Novi Christiastuti - detikNews
Selasa, 30 Nov 2021 16:07 WIB
Swedens Minister of Finance Magdalena Andersson and party chairman of the Social Democratic Party speaks, during a press conference after her meeting with the Swedish speaker of Parliament, in Stockholm, Thursday, Nov. 11, 2021. (Fredrik Persson/TT News Agency via AP)
Magdalena Andersson (Fredrik Persson/TT News Agency via AP)
Stockholm -

Magdalena Andersson diangkat kembali menjadi Perdana Menteri (PM) Swedia setelah gejolak politik yang memaksanya mengundurkan diri setelah baru beberapa jam menjabat pekan lalu. Andersson sebelumnya mencetak sejarah sebagai wanita pertama yang menjabat PM Swedia.

Seperti dilansir BBC, Selasa (30/11/2021), para anggota parlemen Swedia mendukung Andersson yang merupakan Ketua Partai Demokratik Sosial dengan selisih tipis dalam voting terbaru pada Senin (29/11) waktu setempat.
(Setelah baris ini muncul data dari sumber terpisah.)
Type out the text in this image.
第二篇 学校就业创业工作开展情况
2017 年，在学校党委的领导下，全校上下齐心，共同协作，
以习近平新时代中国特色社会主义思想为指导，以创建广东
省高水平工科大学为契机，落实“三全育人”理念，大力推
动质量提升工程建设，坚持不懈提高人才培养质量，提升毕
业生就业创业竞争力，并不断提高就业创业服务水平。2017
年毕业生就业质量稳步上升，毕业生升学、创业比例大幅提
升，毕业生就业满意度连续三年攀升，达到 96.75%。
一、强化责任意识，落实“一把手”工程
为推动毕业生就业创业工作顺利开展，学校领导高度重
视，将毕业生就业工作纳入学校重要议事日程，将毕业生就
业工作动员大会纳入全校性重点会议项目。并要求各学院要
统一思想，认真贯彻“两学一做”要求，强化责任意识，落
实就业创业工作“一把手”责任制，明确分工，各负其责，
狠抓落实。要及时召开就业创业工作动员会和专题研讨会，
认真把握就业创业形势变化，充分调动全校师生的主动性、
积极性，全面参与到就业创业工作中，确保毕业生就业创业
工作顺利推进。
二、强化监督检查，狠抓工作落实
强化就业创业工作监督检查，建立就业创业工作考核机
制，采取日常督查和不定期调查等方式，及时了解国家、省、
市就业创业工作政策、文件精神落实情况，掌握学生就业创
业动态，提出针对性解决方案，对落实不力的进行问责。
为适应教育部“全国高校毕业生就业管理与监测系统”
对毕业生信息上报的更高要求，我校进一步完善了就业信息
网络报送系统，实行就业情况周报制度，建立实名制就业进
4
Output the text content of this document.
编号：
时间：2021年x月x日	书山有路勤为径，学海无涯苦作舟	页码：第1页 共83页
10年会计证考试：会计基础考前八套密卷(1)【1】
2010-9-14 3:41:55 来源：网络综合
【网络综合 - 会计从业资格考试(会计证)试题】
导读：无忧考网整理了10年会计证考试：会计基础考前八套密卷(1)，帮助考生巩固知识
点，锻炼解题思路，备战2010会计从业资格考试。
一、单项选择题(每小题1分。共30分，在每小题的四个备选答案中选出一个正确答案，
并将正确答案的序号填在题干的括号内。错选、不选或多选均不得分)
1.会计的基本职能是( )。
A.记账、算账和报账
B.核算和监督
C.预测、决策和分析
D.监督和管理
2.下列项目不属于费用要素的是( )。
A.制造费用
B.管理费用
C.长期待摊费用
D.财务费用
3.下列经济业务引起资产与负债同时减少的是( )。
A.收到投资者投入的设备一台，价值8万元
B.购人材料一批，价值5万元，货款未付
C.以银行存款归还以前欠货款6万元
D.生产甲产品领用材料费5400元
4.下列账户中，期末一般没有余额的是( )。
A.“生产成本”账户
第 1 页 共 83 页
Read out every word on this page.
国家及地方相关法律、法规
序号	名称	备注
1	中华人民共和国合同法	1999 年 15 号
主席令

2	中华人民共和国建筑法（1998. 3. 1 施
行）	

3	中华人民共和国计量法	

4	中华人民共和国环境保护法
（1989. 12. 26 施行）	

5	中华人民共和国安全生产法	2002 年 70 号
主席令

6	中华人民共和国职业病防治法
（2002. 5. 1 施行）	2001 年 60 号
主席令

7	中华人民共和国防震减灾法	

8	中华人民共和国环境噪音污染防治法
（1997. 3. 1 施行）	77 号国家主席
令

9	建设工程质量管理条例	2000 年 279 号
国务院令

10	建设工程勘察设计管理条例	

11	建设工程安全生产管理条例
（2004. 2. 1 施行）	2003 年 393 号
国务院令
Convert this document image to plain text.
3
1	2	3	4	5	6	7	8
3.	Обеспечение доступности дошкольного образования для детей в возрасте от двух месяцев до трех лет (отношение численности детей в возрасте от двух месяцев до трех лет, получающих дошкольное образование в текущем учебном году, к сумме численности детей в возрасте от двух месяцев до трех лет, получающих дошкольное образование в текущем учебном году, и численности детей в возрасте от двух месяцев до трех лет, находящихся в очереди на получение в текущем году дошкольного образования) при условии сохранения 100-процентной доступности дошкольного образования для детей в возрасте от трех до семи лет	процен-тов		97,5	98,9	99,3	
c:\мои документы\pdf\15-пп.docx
Dia akan berupaya memimpin pemerintahan satu partai hingga pemilu selanjutnya pada September tahun depan.

Andersson mundur dari jabatannya pada Rabu (24/11) lalu setelah koalisi pemerintahannya kolaps. Beberapa jam sebelumnya, Andersson terpilih menjadi PM wanita pertama di Swedia dalam voting di parlemen dengan selisih hanya satu suara.

Namun rencana ekonom berusia 54 tahun itu untuk membentuk koalisi pemerintahan baru dengan Partai Hijau menjadi kacau balau saat rencana anggarannya gagal disetujui.

Parlemen Swedia justru mendukung rencana anggaran yang disusun partai-partai oposisi, termasuk Partai Demokrat Swedia yang beraliran sayap kanan jauh. Partai Hijau saat itu menegaskan tidak akan menerima rencana anggaran dari oposisi dan keluar dari koalisi pemerintahan Andersson yang memicu kehancuran.

Menurut ketentuan yang berlaku, PM Swedia diharapkan mengundurkan diri jika ada partai koalisi yang meninggalkan pemerintahan.